My ears perked further. First a godsend, now a miracle? Time for me to butt in.
“Excuse me,” I said. “I’m Stuart Bradley. Did I overhear something about a miracle?”
Tammy and Pat Falwell were only too pleased to fill me in. It seems there was a jujitsu dojo down the street, and it had drawn a lot of opposition from the Christian community. Why? Because the dojo owner, Lesley Peters, was a gay man. The fundies had protested outside the dojo, waving signs and handing out fliers to anyone who would take them.
“We had to warn people!” Tammy said. “Otherwise, parents might send their children there, ignorant of the danger.”
“What danger,” I asked, “would that be?”
“Well, he is a homosexual,” Tammy said, as if that explained everything.
“You don’t put a wolf in the henhouse!” added Pat Falwell.
I smiled, and resisted the urge to punch them.

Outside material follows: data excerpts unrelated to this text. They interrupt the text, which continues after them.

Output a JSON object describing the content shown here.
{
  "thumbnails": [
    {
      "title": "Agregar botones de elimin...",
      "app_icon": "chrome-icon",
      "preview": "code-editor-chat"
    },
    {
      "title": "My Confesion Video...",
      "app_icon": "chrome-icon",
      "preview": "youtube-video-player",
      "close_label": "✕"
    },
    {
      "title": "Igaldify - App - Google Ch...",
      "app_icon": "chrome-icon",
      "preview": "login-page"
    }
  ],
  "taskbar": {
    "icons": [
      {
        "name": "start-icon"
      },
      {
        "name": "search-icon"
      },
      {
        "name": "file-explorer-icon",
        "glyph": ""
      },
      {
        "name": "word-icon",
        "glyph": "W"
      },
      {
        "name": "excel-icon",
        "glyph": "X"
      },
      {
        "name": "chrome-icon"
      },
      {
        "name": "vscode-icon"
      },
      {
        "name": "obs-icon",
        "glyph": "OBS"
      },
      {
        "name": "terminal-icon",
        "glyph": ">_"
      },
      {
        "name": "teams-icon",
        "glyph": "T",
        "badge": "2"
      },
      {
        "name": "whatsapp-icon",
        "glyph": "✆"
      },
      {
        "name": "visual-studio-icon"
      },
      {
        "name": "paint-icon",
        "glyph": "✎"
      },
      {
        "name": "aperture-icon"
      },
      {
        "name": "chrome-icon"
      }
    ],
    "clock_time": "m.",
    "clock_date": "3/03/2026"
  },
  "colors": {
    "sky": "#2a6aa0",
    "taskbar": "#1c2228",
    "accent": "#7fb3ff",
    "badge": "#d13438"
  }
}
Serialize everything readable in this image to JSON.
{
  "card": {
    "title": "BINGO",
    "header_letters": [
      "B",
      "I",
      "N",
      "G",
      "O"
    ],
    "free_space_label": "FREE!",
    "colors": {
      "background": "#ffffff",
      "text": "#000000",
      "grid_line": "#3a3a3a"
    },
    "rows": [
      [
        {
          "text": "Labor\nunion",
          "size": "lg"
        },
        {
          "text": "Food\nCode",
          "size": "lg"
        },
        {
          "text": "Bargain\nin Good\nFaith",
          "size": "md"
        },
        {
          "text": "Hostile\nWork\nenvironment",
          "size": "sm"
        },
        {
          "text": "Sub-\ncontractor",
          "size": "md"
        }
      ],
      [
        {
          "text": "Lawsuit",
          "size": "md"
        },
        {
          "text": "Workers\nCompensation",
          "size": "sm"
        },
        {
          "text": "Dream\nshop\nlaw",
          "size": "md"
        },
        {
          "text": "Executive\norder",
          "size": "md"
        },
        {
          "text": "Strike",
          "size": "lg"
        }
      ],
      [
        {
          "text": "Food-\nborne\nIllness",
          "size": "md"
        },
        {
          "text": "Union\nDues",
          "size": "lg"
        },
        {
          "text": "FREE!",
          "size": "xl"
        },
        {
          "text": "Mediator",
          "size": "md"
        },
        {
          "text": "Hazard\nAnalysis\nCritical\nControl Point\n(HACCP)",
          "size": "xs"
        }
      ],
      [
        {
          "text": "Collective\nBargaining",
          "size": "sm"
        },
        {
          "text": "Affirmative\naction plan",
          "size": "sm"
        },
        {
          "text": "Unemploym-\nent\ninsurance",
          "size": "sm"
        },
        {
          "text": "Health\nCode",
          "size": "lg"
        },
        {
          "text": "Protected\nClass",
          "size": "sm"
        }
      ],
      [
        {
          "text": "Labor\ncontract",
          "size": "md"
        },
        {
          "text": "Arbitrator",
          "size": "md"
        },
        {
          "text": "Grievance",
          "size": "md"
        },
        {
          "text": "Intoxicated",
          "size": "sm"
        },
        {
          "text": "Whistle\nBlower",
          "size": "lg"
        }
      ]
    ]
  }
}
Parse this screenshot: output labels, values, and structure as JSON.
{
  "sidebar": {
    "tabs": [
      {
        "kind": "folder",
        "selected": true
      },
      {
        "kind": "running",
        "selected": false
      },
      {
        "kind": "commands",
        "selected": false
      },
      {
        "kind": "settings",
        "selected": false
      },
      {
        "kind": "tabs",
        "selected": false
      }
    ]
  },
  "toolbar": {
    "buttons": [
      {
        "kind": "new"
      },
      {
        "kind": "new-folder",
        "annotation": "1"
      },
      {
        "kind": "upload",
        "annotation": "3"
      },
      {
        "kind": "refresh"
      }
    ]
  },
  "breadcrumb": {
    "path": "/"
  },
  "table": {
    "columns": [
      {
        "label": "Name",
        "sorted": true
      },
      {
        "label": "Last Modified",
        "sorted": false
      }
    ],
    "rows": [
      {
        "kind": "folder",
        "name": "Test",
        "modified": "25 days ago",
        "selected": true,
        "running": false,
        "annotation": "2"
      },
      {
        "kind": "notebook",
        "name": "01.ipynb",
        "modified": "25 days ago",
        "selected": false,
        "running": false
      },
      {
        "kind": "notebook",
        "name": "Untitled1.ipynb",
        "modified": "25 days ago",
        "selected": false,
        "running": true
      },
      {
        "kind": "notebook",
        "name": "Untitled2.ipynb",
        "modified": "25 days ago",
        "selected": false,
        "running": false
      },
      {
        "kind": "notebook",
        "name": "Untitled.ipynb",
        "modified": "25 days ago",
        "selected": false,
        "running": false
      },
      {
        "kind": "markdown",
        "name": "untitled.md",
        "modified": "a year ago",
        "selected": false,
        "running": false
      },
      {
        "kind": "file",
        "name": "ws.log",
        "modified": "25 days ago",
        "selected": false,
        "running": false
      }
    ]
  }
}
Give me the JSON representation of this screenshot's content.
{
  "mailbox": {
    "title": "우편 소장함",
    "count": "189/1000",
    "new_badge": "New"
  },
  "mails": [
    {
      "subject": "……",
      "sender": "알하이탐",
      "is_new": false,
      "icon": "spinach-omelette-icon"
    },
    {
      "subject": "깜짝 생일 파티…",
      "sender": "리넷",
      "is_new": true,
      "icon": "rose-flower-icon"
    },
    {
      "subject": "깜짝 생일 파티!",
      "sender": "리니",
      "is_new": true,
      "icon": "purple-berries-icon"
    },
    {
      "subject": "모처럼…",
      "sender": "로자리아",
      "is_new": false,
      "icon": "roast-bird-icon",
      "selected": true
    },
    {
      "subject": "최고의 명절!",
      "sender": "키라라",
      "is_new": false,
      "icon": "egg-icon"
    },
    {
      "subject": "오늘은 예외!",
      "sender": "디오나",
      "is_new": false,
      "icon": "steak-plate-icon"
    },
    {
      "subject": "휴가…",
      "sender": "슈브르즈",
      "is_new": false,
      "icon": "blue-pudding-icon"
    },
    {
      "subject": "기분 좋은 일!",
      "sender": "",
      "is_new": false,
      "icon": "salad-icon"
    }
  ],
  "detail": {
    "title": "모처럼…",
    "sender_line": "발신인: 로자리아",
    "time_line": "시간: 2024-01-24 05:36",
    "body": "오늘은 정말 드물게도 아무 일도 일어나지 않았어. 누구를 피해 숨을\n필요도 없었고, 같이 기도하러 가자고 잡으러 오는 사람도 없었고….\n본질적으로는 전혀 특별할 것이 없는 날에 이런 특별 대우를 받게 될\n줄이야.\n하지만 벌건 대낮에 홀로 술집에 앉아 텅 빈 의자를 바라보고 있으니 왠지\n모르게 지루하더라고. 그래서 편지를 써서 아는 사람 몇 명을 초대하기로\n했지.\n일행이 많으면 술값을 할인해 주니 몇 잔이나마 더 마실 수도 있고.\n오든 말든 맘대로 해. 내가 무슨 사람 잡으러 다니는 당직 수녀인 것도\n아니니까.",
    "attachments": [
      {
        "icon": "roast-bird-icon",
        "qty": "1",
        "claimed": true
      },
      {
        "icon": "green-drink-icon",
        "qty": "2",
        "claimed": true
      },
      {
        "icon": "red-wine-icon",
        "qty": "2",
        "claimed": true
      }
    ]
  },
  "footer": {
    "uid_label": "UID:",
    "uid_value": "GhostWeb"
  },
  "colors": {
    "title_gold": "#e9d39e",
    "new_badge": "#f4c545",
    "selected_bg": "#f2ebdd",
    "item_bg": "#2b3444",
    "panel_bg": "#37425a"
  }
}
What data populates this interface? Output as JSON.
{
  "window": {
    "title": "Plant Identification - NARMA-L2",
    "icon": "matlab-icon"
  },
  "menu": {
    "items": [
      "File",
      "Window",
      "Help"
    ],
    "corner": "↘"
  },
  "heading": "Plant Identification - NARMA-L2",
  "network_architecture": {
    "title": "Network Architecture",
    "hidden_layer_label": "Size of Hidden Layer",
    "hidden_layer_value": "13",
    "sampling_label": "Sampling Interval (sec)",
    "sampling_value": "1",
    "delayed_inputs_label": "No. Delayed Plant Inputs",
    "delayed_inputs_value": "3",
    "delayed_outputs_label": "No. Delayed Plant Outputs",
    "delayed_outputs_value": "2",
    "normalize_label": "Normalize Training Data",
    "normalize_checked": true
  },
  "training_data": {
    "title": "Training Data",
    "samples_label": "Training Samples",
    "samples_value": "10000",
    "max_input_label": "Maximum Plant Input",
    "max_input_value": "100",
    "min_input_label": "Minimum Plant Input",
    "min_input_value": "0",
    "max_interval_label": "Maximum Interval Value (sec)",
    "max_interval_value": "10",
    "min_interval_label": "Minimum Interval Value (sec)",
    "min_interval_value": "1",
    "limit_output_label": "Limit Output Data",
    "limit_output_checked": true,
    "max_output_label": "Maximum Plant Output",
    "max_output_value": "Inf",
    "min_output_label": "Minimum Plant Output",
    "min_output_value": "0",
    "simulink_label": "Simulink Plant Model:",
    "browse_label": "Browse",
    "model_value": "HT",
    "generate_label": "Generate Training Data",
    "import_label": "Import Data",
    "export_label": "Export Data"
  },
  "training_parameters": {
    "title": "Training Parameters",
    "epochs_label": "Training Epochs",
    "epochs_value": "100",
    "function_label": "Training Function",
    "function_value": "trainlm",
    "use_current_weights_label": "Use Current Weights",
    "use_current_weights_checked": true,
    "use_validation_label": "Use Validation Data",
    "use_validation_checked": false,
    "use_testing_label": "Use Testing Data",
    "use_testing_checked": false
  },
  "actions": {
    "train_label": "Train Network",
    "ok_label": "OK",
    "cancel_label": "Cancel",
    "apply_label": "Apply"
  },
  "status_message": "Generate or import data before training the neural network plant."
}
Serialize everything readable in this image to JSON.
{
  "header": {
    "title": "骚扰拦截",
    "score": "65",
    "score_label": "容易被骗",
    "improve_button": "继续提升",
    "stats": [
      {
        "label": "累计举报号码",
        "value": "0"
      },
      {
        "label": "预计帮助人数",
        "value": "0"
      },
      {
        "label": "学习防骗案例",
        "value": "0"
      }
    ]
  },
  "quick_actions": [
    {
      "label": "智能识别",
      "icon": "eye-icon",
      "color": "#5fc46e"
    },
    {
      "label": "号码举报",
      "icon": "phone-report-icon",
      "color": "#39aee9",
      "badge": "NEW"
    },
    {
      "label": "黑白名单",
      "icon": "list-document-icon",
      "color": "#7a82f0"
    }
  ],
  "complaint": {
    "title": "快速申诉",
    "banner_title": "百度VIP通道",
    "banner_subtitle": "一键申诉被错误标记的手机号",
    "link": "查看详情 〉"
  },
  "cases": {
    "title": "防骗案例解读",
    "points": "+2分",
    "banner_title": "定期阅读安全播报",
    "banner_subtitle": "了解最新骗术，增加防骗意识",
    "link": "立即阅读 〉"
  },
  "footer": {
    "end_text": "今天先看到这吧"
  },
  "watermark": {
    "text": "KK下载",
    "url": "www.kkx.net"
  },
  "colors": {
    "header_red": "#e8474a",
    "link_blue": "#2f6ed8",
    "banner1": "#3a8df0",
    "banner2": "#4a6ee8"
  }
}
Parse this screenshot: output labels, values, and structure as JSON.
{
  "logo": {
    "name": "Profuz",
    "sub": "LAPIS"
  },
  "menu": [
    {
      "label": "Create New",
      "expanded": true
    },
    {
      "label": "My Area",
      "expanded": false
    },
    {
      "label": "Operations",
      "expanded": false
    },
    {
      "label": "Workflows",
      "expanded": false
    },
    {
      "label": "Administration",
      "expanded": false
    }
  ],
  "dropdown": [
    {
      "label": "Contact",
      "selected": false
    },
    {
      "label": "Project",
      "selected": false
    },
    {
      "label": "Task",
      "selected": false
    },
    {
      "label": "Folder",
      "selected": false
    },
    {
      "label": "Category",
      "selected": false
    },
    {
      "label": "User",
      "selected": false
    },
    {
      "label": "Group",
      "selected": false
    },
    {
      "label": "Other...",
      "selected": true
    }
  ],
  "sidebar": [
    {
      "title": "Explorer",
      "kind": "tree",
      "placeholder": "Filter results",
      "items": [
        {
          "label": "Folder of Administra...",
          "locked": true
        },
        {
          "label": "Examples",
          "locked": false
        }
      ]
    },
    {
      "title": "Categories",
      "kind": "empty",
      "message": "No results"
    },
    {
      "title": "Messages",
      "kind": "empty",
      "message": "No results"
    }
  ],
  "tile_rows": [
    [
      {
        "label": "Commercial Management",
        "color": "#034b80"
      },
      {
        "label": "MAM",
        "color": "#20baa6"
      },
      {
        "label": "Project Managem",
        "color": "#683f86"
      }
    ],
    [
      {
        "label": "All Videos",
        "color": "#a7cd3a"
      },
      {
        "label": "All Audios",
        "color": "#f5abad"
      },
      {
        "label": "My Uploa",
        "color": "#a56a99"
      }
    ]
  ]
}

A number of parents pulled their kids out, lest they be exposed to the gay virus that people like Lesley (and me, by the way) were put on this earth by Satan to spread. The loss of those kids hit Lesley’s business hard, but he hung in there and stayed open. The fundies responded by stepping up their protests, but their efforts failed to have the desired effect. The dojo owner called the police on them several times, and tried to get them charged with harassment. Things looked bleak for the fundies and their cause to drive an innocent man out of business. But then the miracle happened.
Meredith Donic came to town.
“She’s just wonderful!” Tammy said. “So prophetic!”
“You can see the light of the Lord shining in her eyes,” Pat added. “A real soul-winner.”
“Who is she?” I asked. “And what did she do?”
Meredith Donic, they told me, is a modern-day miracle worker. She travels the country ‘as the Lord provides’, righting wrongs in the name of her Heavenly Father. She came to Orillia because ‘she sensed a calling.’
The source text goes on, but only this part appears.